La ciencia ha resuelto el debate sobre la ambición: no es una virtud ni un defecto, sino un arma de doble filo
Históricamente, hemos catalogado la ambición en dos grandes extremos: o es el motor indispensable para alcanzar el éxito y progresar en la sociedad, o es un defecto egoísta que termina por corromper al ser humano.
Pero la psicología no es tan radical, sino que cuenta con una postura mucho más pragmática al apuntar que la ambición actúa como un potente amplificador, cuyo impacto real sobre nuestra vida depende de dos factores determinantes como la motivación que la impulsa y cómo afecta a nuestro bienestar emocional.
El origen del deseo.
La clave para entender cómo nos afecta la necesidad de llegar a lo más alto radica en diferenciar el motor que alimenta ese comportamiento.
Aquí los diferentes estudios en el campo de la psicología dividen a la ambición en dos categorías fundamentales.
Por un lado, encontramos la ambición intrínseca, que es aquella impulsada por el afán de superación personal, la búsqueda de autonomía, el desafío intelectual o el deseo de alcanzar la maestría en una disciplina.
En el extremo opuesto se sitúa la ambición extrínseca, alimentada de forma casi exclusiva por la sed de fama, la acumulación de poder o el beneficio económico.
En Xataka Los expertos lo tienen claro: "Hay una retórica social sobre que la paternidad es mala para el cerebro, pero no es así" Un matiz.
Los investigadores han encontrado que esta variante extrínseca guarda una estrecha relación con comportamientos poco éticos, puesto que las personas que se mueven por este tipo de deseos presentan una mayor disposición a mentir o hacer trampas con tal de avanzar en su carrera.
Si bien la ambición en términos generales se correlaciona con el éxito profesional, los datos demuestran que el fin no siempre justifica los medios y que el tipo de recompensa que buscamos moldea nuestra moralidad.
Ambición ciega.
Cuando el deseo de escalar posiciones se descontrola y pierde su conexión con la realidad, puede derivar en terrenos pantanosos.
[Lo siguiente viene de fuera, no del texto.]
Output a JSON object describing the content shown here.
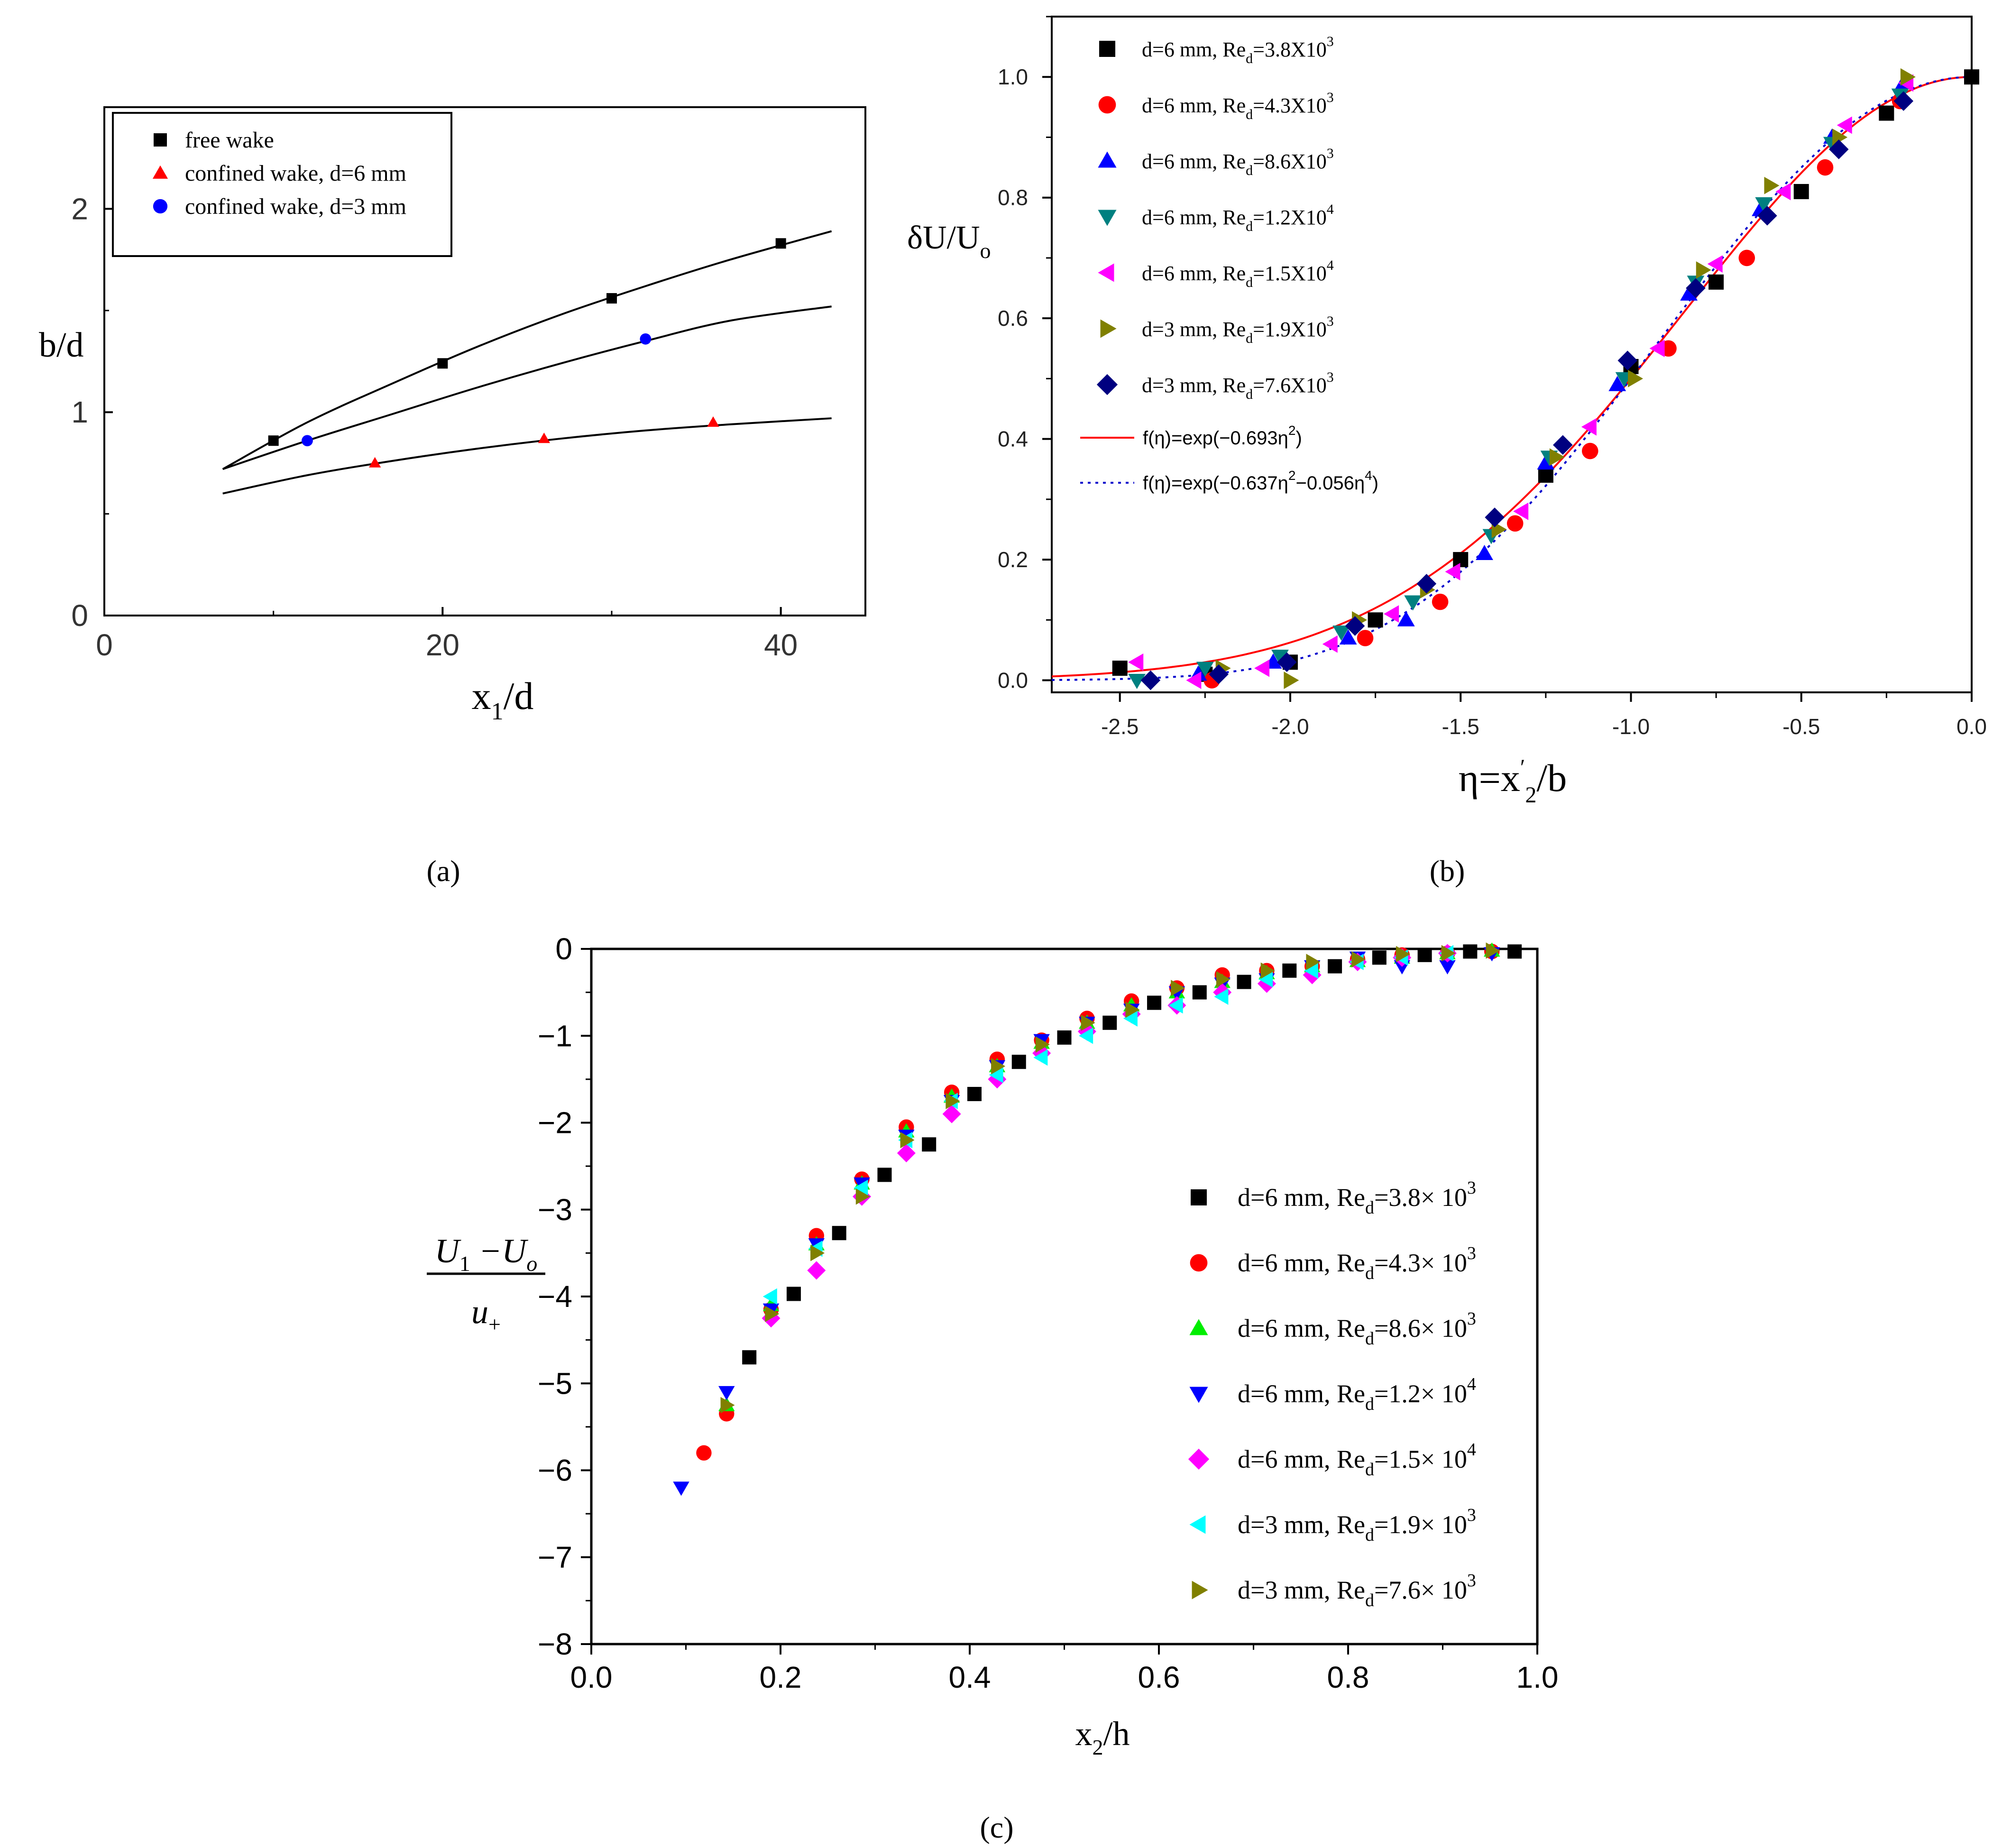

Aquí la ciencia ha comenzado a abordar la ambición como un rasgo de enorme complejidad que debe separarse del simple narcisismo.
Los psiquiatras advierten sobre el enorme peligro de lo que denominan "ambición ciega", una manifestación patológica donde se produce un desajuste total entre las metas que el individuo se impone y sus verdaderas capacidades, llegando a fusionarse con rasgos oscuros de la personalidad.